Alternativas para reduzir o analfabetismo funcional no Brasil
Enviada em 30/10/2019
Segundo dados do IBGE, divulgado em 2018, o Brasil tem cerca de 11,3 milhões de pessoas analfabetas. Além desse grave problema, há, também, o analfabetismo funcional que é caracterizado por indivíduos que sabem ler e escrever, mas não compreendem plenamente o significado de textos verbais e não-verbais. Desse modo, faz-se necessário buscar alternativas por meio da educação escolar e da família para atenuar a problemática.

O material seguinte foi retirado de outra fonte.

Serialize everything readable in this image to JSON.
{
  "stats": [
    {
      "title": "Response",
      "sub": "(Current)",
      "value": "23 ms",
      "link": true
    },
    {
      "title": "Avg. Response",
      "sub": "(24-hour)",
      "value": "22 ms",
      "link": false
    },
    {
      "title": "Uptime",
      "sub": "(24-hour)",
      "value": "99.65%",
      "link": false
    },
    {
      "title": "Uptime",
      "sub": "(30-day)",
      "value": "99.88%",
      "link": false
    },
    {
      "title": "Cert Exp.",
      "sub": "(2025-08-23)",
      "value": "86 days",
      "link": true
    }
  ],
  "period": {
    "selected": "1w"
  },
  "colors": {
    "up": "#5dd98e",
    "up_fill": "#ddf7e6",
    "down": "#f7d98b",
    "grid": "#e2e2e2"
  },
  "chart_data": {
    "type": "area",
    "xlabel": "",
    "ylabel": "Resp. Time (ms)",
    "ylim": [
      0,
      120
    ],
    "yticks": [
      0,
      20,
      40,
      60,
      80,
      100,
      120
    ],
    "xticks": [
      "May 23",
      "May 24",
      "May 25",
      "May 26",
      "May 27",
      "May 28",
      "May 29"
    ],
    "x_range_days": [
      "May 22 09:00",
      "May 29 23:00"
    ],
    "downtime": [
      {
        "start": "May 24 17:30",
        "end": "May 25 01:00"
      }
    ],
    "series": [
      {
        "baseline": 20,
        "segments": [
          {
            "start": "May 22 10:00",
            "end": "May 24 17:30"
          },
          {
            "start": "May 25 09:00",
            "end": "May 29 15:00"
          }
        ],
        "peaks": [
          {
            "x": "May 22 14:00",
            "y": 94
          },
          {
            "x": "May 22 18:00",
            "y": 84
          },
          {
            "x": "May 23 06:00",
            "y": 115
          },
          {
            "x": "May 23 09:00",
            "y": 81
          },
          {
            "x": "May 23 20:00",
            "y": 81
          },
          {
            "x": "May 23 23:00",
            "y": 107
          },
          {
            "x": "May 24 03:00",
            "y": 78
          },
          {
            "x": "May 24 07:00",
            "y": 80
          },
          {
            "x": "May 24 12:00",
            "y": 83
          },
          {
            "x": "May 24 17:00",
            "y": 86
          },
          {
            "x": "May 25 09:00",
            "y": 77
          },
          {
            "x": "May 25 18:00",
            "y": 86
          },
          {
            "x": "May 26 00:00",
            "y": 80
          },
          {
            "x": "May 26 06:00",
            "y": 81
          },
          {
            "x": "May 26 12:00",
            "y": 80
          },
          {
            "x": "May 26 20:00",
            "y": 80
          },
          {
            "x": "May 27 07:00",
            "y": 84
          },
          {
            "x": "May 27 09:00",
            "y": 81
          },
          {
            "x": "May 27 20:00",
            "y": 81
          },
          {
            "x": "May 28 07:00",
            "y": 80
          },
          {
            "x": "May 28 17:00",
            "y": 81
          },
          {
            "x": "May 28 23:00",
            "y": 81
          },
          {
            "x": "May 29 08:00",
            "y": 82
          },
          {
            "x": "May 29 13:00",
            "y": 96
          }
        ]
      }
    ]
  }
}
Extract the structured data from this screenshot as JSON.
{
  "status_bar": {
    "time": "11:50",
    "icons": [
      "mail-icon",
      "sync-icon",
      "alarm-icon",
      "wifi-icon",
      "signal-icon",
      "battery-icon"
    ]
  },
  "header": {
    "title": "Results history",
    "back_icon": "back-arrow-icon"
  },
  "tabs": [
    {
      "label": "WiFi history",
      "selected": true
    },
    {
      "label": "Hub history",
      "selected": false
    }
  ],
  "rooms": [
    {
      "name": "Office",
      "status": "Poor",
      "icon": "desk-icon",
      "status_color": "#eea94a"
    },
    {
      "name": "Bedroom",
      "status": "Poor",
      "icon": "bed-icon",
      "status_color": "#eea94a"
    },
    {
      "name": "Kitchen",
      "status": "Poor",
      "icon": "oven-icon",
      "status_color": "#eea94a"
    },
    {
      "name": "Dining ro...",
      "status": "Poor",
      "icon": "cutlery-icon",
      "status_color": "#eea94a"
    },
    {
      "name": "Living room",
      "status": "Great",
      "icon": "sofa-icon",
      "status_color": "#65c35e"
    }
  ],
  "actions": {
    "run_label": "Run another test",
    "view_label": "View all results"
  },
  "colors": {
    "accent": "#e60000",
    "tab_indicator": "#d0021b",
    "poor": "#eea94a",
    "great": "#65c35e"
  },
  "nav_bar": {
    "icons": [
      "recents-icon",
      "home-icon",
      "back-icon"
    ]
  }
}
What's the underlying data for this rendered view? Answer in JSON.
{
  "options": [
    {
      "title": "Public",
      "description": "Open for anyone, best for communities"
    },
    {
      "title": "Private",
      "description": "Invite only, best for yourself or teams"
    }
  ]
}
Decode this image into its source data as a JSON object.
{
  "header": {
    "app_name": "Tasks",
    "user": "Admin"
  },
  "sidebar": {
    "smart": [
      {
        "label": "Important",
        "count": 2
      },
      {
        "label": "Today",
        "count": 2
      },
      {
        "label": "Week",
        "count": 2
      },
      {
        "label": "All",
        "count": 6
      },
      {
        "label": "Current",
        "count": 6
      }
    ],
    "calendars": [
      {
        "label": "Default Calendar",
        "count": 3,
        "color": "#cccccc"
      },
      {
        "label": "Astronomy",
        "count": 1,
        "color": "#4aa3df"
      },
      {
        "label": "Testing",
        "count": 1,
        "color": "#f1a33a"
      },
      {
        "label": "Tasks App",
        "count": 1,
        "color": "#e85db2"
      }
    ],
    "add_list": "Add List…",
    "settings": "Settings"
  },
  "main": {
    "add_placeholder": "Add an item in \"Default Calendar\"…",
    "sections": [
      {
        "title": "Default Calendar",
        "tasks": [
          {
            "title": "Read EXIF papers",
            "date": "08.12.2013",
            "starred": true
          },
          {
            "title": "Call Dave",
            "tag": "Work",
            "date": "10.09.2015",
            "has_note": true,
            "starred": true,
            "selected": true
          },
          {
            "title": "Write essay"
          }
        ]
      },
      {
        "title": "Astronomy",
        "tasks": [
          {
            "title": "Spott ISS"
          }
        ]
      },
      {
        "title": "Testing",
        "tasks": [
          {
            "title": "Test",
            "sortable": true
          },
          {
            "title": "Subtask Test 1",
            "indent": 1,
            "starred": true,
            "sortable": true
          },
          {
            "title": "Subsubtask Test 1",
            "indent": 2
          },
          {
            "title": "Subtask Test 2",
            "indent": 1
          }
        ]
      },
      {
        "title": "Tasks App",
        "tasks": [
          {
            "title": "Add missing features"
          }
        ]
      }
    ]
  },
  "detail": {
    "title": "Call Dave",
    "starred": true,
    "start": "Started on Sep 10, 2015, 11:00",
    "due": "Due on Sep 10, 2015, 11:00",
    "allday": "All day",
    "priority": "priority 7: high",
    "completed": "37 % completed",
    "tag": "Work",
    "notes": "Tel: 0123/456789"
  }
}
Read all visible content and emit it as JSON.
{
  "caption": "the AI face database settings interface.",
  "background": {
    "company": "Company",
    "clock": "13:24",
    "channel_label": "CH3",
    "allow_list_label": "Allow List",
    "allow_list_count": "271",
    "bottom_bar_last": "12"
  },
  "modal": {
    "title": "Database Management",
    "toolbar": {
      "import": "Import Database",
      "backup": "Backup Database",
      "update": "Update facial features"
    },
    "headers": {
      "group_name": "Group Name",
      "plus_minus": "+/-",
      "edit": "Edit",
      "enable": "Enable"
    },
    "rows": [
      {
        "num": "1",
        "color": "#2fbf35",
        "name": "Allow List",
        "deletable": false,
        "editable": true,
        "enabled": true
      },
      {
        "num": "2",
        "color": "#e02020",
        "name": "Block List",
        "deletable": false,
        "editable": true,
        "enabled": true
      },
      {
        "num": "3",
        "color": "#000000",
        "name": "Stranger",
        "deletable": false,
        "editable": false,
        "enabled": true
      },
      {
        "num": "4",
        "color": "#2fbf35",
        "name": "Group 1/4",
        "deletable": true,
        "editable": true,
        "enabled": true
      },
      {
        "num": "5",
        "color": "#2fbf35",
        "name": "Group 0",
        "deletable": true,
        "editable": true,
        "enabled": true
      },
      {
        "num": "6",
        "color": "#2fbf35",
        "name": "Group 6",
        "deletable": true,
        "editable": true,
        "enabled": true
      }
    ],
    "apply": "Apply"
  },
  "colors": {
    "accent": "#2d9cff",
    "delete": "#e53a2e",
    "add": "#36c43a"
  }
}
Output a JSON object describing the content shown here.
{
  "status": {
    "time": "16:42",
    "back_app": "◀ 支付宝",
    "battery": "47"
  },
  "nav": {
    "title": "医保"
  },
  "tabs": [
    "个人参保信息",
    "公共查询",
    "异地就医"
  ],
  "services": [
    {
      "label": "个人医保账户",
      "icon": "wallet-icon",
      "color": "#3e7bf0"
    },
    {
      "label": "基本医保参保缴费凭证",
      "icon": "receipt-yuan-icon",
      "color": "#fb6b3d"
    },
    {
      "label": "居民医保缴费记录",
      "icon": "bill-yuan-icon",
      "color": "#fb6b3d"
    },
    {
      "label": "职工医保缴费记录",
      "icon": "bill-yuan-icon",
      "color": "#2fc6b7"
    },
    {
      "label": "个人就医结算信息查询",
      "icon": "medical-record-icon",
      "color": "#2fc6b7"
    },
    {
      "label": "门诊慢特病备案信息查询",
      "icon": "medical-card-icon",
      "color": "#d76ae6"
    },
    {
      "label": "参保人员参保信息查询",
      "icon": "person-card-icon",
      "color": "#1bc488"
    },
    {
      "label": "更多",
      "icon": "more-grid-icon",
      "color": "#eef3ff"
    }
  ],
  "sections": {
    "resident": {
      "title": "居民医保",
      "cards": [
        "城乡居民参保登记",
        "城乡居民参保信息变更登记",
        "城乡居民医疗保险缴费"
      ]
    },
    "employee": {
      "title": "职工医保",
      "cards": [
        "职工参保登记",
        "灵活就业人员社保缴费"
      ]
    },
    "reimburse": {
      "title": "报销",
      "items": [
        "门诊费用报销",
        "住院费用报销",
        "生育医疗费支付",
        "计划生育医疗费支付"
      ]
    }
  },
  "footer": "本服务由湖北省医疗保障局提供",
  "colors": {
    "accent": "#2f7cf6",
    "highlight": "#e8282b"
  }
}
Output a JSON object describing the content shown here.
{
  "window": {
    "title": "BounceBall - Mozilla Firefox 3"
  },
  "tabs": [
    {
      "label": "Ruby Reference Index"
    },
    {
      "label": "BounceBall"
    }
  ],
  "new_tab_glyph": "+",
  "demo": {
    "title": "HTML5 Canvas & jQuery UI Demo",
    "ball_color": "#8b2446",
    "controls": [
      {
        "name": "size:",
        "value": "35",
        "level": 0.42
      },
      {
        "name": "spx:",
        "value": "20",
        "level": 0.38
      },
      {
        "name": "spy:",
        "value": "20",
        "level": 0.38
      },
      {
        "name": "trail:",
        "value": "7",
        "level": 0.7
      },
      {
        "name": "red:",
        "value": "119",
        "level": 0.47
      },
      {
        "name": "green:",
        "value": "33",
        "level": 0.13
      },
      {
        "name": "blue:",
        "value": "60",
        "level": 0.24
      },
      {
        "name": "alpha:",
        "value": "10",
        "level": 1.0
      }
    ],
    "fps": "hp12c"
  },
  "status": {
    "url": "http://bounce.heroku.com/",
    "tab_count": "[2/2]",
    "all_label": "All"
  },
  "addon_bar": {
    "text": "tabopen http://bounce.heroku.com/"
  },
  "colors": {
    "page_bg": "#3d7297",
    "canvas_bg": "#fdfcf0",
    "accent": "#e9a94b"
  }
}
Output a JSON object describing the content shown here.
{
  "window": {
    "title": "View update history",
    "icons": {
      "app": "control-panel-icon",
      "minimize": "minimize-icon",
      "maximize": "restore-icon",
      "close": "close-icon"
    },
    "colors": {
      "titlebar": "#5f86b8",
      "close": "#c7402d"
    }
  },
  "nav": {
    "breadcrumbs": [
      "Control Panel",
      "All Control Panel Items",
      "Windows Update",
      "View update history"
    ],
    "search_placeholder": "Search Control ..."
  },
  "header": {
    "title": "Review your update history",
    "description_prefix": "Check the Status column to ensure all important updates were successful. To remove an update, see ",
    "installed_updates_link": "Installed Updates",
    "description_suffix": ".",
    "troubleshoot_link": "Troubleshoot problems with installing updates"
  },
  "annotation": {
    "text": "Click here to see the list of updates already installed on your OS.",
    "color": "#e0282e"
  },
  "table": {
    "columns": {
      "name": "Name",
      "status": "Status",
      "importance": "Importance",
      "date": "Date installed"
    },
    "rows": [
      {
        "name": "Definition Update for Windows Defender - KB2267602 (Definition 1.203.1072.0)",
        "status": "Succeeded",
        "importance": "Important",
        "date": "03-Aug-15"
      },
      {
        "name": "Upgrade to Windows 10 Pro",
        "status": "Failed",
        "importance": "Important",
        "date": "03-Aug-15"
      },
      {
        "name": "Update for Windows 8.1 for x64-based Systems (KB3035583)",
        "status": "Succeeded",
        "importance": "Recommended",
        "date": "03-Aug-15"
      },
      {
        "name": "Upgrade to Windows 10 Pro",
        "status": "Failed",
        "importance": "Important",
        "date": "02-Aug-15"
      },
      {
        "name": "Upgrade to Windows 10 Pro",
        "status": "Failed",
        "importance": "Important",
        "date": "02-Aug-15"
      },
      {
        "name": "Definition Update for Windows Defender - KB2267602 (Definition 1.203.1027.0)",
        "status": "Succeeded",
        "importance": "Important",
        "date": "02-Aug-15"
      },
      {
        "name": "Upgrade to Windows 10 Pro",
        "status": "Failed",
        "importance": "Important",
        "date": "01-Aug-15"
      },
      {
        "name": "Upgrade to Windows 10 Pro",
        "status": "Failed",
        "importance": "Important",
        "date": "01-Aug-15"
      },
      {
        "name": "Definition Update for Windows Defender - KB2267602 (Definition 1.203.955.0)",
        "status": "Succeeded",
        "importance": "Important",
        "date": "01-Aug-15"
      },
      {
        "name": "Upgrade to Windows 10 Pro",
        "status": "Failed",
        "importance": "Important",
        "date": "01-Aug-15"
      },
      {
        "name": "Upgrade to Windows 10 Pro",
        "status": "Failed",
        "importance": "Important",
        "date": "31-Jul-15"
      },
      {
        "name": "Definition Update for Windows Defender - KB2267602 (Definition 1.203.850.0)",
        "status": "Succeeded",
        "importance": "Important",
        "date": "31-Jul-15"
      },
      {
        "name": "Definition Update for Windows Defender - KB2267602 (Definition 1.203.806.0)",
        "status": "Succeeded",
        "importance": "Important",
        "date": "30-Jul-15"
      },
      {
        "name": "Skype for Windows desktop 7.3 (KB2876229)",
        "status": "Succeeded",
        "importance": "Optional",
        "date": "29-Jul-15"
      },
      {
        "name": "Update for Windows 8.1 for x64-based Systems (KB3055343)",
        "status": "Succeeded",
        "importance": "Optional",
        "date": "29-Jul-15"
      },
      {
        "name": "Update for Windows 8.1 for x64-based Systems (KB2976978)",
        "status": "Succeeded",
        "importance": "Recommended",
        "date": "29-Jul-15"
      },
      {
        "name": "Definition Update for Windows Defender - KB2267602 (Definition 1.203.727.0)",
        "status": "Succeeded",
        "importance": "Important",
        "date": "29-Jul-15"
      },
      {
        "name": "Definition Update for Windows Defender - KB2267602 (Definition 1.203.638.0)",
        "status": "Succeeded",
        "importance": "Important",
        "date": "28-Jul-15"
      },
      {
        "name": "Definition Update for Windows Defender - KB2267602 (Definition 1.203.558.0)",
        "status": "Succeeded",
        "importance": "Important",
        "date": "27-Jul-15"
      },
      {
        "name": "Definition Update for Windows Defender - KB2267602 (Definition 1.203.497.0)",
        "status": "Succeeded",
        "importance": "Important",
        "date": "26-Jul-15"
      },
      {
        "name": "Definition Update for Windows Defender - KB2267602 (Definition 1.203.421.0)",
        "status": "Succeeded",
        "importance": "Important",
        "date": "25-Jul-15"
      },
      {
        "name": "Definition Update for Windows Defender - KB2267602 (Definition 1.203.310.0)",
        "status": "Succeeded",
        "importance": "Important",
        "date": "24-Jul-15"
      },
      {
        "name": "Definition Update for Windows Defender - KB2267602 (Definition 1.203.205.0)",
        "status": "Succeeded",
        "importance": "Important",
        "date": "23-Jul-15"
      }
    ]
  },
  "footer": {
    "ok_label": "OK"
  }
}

Primeiramente, vale destacar o problema que há na educação básica, visto que grande parte dos egressos do ensino médio não são capazes de interpretar informações . Hodiernamente, essa situação ficou evidente pelo resultado do ENEM 2018, na prova de redação, no qual de 72,3% dos estudantes , cerca de 6 milhões de jovens e adultos, tiveram uma nota inferior a 600 pontos em uma avaliação de 0 a 1000, que avalia a capacidade de leitura e produção textual, de acordo com o INEP. Esse cenário mostra a gravidade da problemática, pois, o analfabetismo funcional afeta não só aspectos do desenvolvimento intelectual, pessoal e profissional do indivíduo, como também a capacidade de compreender aspectos sociais, políticos e econômicos da sociedade . Assim, é preciso observar as raízes do ensino para melhorar a educação básica e diminuir os índices noticiados na mídia nacional.
Ademais, segundo a escritora norte-americana Ellen White, em seu livro Educação, não só a leitura e a escrita, mas também a criticidade deve ser ensinada na mais tenra infância no seio familiar para que sejam formados adultos capazes de argumentar e opinar sobre fatos e notícias. Nessa perspectiva, torna-se evidente o papel dos pais e responsáveis como formadores de crianças com hábitos de leitura, escrita e opiniões próprias sobre os demais assuntos da vida cotidiana. Outrossim, essa postura confirma o pensamento do filósofo Francis Bacon o qual diz que “a leitura torna o homem completo; a conversação torna-o ágil; e o escrever dá-lhe precisão”. Nesse sentido, é imprescindível o papel da família no processo de iniciação e acompanhamento dos infantes na diminuição do problema social. Portanto, educação básica e a família são alternativas para reduzir o impasse do analfabetismo funcional no Brasil. Logo, a escola, através dos professores, pedagogos e psicólogos, deve estimular a criticidade, por meio do questionamento dos conteúdos lidos e debatidos em sala de aula para que as crianças e jovens se tornem adultos críticos com capacidade de usar a linguagem e informações de forma plena. Além disso, cabe a família acompanhar os filhos, os adultos devem estimular o diálogo e analise de assuntos do cotidiano, por meio de leitura de livros, informações das mídias sociais e jornais de TV, a fim de assegurar a integral formação deles. Desta forma, construir-se-á uma sociedade com um número cada vez menor de pessoas em situação de analfabetismo.